For instance, copper roofing, exposed for a century or more, develops a thick, beautiful green patina. This patina is typically the result of sulfur and oxygen from the air combining with the surface copper atoms. Water intermixes the reaction, and, over time, the surface develops a hydrated copper sulfate not unlike that of the mineral bronchantite.

Today, the development of these green copper sulfate patinas has greatly diminished. The reason is that the atmosphere is cleaner and less polluted with sulfur compounds necessary to form the green patina. Thus, it takes considerably longer today to naturally develop the green patina in many areas of the world. In dry climates, the green patina may never develop; and in coastal regions, chlorine is added to the surface of copper alloys to develop a blue-green patina of copper chloride. This will appear more rapidly, first as a very pale green across a darkening surface.

Custom Prepatinated Copper

Zahner has developed proprietary techniques to prepatinate copper sheets with deep, rich patinas not unlike those that formerly took several decades to develop naturally. Some of these proprietary techniques can develop the rich brown tones of cupric oxide on the copper surface. There are also techniques that can develop browns, yellows, and oranges, in various hues, to create beautiful colors from the chemical combination with copper oxide.

The process of patination is an art as much as it is a science. The effects on color development are highly dependent on ambient conditions and surface preparation processes. The metal surface must be thoroughly cleaned. Only people experienced with working with acids and strong bases should perform these pretreatments, as extreme caution must be exercised when working with such chemical treatments. The use of proper safety equipment, eye protection, rubber gloves, and a respirator is essential. If producing these on a large scale or in a factory environment, the patina process must be performed in a well-ventilated space with EPA-regulated waste disposal.

Field-applying patina to a surface is extremely difficult. Success is fleeting and rare. There are just too many variables to control, and the necessary solutions can be quite hazardous. What looks successful one moment on a field-applied patina can deteriorate quickly as the weather conditions change or as the oxide unzips from the copper and washes off the surface.

Copper alloy surfaces, whether they are prepatinated or not, continue to age. The aging occurs at a progressively slower rate as the copper surface reaches a chemical equilibrium. For example, bronze statues, exposed to the weather for centuries, often develop a darkish “bloom” in the form of a spot or streak. These localized changes are the product of natural pollutants and the further aging of the surface.

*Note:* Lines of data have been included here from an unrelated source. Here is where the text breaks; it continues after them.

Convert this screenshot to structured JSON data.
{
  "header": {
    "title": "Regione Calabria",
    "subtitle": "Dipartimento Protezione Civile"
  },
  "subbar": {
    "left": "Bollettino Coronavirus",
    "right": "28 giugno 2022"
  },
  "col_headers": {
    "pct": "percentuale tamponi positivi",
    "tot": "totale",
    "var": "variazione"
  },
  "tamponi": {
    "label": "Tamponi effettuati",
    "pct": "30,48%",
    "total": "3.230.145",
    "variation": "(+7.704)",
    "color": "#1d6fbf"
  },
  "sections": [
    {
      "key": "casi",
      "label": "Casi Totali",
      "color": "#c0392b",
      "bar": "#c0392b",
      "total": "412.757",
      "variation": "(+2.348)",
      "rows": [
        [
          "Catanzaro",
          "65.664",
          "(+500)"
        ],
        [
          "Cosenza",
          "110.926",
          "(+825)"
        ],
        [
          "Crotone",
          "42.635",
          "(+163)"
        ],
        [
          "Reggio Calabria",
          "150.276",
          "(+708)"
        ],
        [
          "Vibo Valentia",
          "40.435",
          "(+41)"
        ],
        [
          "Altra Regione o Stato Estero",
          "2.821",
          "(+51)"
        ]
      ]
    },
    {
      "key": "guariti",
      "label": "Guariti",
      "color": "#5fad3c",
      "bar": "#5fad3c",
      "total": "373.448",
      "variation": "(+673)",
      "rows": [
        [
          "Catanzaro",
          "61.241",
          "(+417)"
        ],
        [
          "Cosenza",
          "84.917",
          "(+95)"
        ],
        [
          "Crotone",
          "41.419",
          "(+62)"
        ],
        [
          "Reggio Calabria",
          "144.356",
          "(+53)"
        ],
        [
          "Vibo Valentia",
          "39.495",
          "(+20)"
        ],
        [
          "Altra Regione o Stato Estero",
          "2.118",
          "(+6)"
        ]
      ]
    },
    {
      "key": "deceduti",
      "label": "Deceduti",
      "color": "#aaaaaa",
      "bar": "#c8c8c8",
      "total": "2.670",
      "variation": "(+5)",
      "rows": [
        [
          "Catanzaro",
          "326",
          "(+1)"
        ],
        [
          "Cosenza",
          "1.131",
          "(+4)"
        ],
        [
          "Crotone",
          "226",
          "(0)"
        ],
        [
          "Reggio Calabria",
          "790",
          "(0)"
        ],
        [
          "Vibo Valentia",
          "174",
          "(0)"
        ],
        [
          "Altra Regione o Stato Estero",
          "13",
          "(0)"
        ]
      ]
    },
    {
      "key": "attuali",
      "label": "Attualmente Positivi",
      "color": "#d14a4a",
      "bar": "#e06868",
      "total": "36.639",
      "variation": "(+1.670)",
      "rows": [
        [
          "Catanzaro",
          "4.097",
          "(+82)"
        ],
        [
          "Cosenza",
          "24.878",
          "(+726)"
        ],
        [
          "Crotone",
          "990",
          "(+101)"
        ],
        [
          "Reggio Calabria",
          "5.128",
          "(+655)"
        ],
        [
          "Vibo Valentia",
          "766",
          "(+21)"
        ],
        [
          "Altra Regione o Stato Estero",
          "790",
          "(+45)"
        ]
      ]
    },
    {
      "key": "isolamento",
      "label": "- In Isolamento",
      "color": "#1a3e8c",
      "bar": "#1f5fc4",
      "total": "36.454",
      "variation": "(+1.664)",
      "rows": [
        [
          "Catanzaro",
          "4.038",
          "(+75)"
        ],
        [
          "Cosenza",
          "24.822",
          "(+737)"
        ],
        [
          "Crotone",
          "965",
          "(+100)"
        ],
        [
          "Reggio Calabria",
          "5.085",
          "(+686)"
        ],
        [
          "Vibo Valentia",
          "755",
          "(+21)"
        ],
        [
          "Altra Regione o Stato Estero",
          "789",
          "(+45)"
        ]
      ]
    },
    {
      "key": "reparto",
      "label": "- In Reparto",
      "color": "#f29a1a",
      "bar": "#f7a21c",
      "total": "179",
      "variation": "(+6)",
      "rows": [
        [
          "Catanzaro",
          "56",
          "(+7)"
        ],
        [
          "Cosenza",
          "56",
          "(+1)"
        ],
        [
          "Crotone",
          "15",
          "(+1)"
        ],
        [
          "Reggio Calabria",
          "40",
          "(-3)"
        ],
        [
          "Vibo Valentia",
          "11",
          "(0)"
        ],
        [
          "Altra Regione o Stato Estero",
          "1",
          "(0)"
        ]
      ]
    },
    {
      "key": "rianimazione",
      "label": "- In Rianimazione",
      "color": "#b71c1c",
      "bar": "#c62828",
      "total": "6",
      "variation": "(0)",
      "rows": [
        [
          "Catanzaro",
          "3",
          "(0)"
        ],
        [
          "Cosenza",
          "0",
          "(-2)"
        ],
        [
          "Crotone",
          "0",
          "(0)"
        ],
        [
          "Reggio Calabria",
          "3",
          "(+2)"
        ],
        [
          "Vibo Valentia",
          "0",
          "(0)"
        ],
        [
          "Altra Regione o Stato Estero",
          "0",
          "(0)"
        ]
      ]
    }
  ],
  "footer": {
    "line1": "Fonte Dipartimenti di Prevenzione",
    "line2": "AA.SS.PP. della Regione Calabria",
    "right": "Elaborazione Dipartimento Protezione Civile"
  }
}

The predominant oxide to develop on the surface of copper alloys exposed to the atmosphere is cuprous oxide, Cu2O. This oxide is essentially the mineral cuprite. The color is reddish brown, but often exhibits a range of color from orange to yellow, even purples, as refined in the Dirty Penny copper developed by Zahner. These are “interference colors” created by the thin oxide layer over the reflective base material. Cuprous oxide is insoluble in water. It is a semiconductor of electricity, which is part of the reason why copper continues to oxidize further beyond the basic oxide. Cuprous oxide forms readily on copper alloy surfaces in the presence of moist air. The minerals of copper undergo a very slow aging process, though the process is somewhat faster when near the sea.

Another somewhat common mineral formation on copper alloys combines carbon dioxide and forms carbonates over the initial cuprous oxide layer. The carbonate mineral forms are malachite and azurite. These relatively uniform corrosion products are difficult to artificially create.

All copper and copper alloy surfaces exposed to the atmosphere undergo changes. On a molecular level they seek various compounds from the atmosphere and readily combine with them. They actually remove pollutants from the air, albeit very slowly, by combining with sulfur dioxide and carbon monoxide to form mineral compounds that effectively trap the pollutants.